Villa avec piscine

L'ouvrage:
Ralph Meyer est mort d'une grave maladie. Peu après, Marc, son médecin de famille, se voit convoqué par l'ordre des médecins.

Critique:
Comme dans «Le dîner»,|http://www.lalivrophile.net/le-diner-d-herman-koch] Herman Koch nous jette en pleine figure des réalités dont nous sommes bien forcés de reconnaître qu'elles existent. Outre l'intrigue, Marc (le personnage principal) partage ses pensées avec le lecteur. La plupart du temps, elles sont cyniques, blasées, voire cruelles. S'il a certains préjugés, presque tout ce qu'il pense quant aux réactions de la société est bien réel. Notre société est telle qu'il la décrit d'une plume acérée, au scalpel, sans aucune compassion pour le lecteur. Les seuls qui trouvent grâce à ses yeux sont les animaux envers qui tous les hommes, même Marc (voir l'épisode du chat), se conduisent mal.
Si cela me choque, quand je réfléchis, je dois admettre que je me fais souvent ce genre de réflexions quant à mes semblables. Mes pensées sont peut-être plus policées, mais cela fait-il une réelle différence?
Quant à ce que Marc pense en tant que médecin... certains passages sont si réalistes et si grinçants et à la fois si hilarants que je n'ai pu m'empêcher d'en rire. Je pense notamment à la patiente très grosse qui aime beaucoup cuisiner, ou à ce que Marc dit à propos d'un foie chargé.

Son récit est traversé de souvenirs de ses cours de biologie médicale. Les dires de son professeur sont sources de réflexions pour lui.

Je n'apprécie pas trop la structure du livre. Au début, on nous raconte ce que j'ai écrit dans mon résumé, puis il y a un retour en arrière, et on découvre tout ce qui est arrivé avant. Je pense que l'auteur aurait pu se passer de cette structure, et écrire un récit totalement chronologique. Je sais bien que ce début (qui est le début de la fin) puis le retour en arrière sont là pour appâter le lecteur. Pour moi, Herman Koch n'avait pas besoin de cela. En outre, cette construction artificielle m'insupporte de plus en plus, quand elle n'est pas nécessaire.
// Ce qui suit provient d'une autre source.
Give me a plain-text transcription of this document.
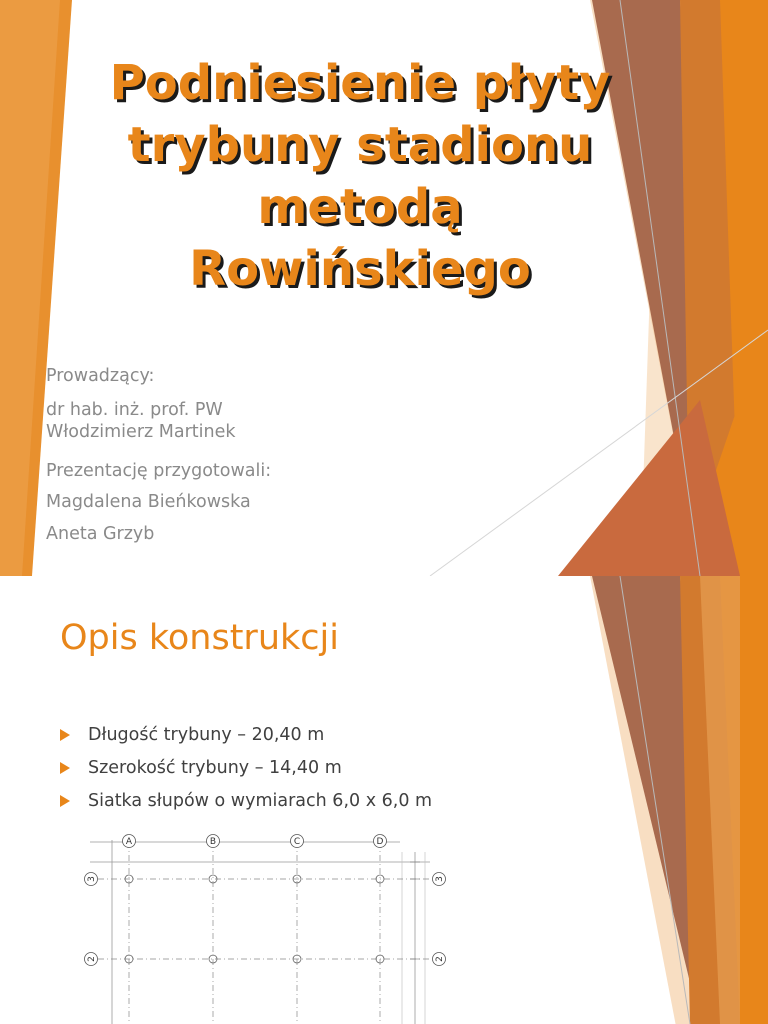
Podniesienie płyty
trybuny stadionu
metodą
Rowińskiego
Prowadzący:
dr hab. inż. prof. PW
Włodzimierz Martinek
Prezentację przygotowali:
Magdalena Bieńkowska
Aneta Grzyb
Opis konstrukcji
Długość trybuny – 20,40 m
Szerokość trybuny – 14,40 m
Siatka słupów o wymiarach 6,0 x 6,0 m
A	B	C	D
3	3
2	2
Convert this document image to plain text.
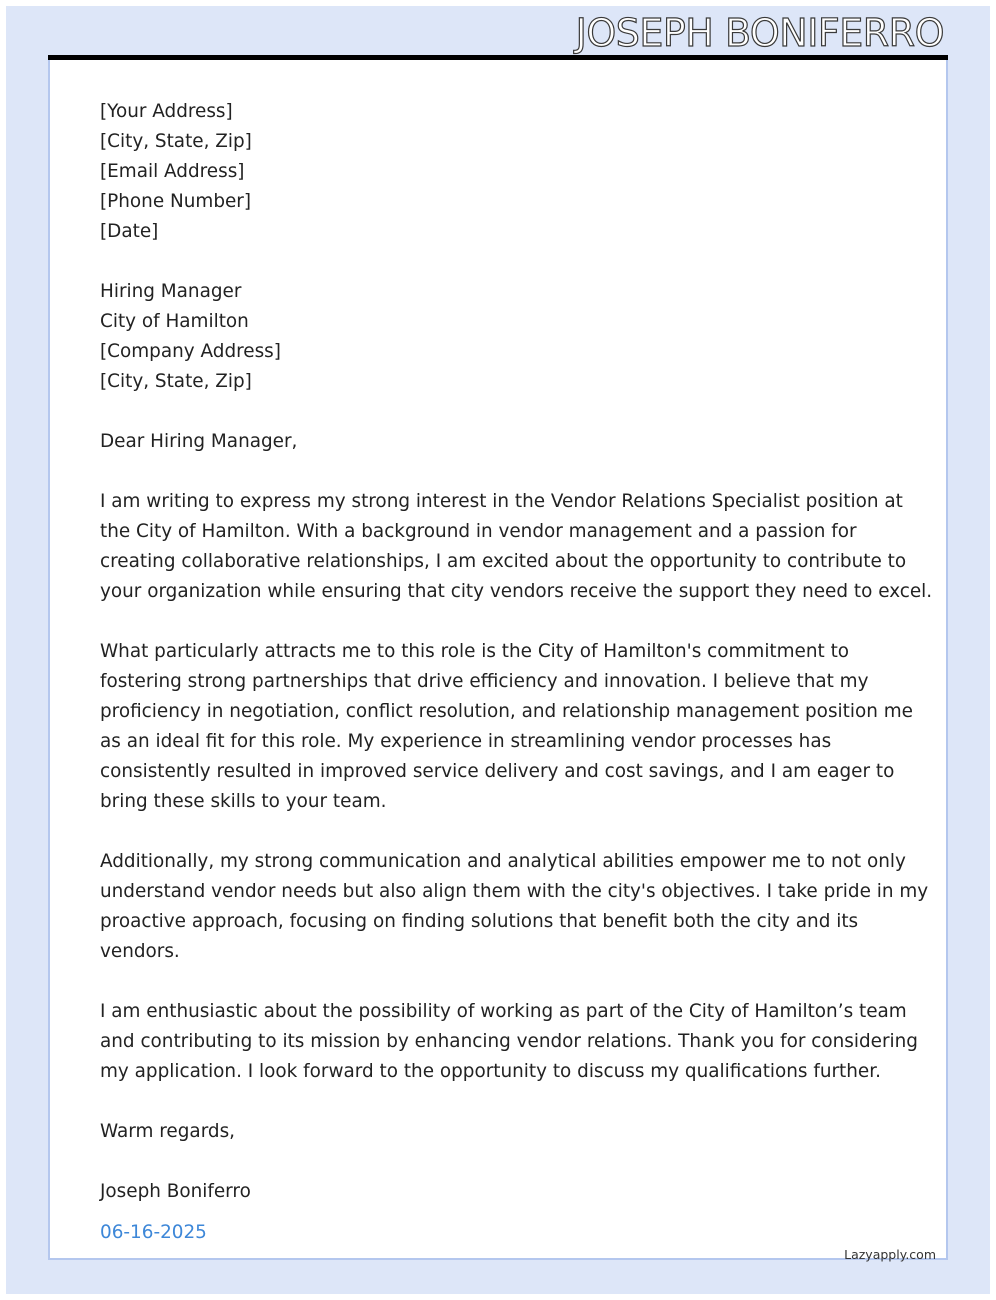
JOSEPH BONIFERRO
[Your Address]
[City, State, Zip]
[Email Address]
[Phone Number]
[Date]
Hiring Manager
City of Hamilton
[Company Address]
[City, State, Zip]
Dear Hiring Manager,
I am writing to express my strong interest in the Vendor Relations Specialist position at
the City of Hamilton. With a background in vendor management and a passion for
creating collaborative relationships, I am excited about the opportunity to contribute to
your organization while ensuring that city vendors receive the support they need to excel.
What particularly attracts me to this role is the City of Hamilton's commitment to
fostering strong partnerships that drive efficiency and innovation. I believe that my
proficiency in negotiation, conflict resolution, and relationship management position me
as an ideal fit for this role. My experience in streamlining vendor processes has
consistently resulted in improved service delivery and cost savings, and I am eager to
bring these skills to your team.
Additionally, my strong communication and analytical abilities empower me to not only
understand vendor needs but also align them with the city's objectives. I take pride in my
proactive approach, focusing on finding solutions that benefit both the city and its
vendors.
I am enthusiastic about the possibility of working as part of the City of Hamilton’s team
and contributing to its mission by enhancing vendor relations. Thank you for considering
my application. I look forward to the opportunity to discuss my qualifications further.
Warm regards,
Joseph Boniferro
06-16-2025
Lazyapply.com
Quant à la teneur de l'intrigue, elle m'a plu. J'ai trouvé le tout très bien mené. D'abord, Herman Koch parvient à merveille à distiller une ambiance tendue, même lorsqu'il évoque de petites choses. Cela vient sûrement de ce que le lecteur connaît les réelles intentions de Marc, se doute que Ralph n'est pas clair, et a du mal à accorder sa confiance aux autres personnages. En effet, ne vous attendez pas à apprécier les personnages, sauf peut-être Caroline, ainsi que Julia et Lisa qui semblent, de par leur état d'enfant, épargnées par la saleté adulte... jusqu'à un certain point.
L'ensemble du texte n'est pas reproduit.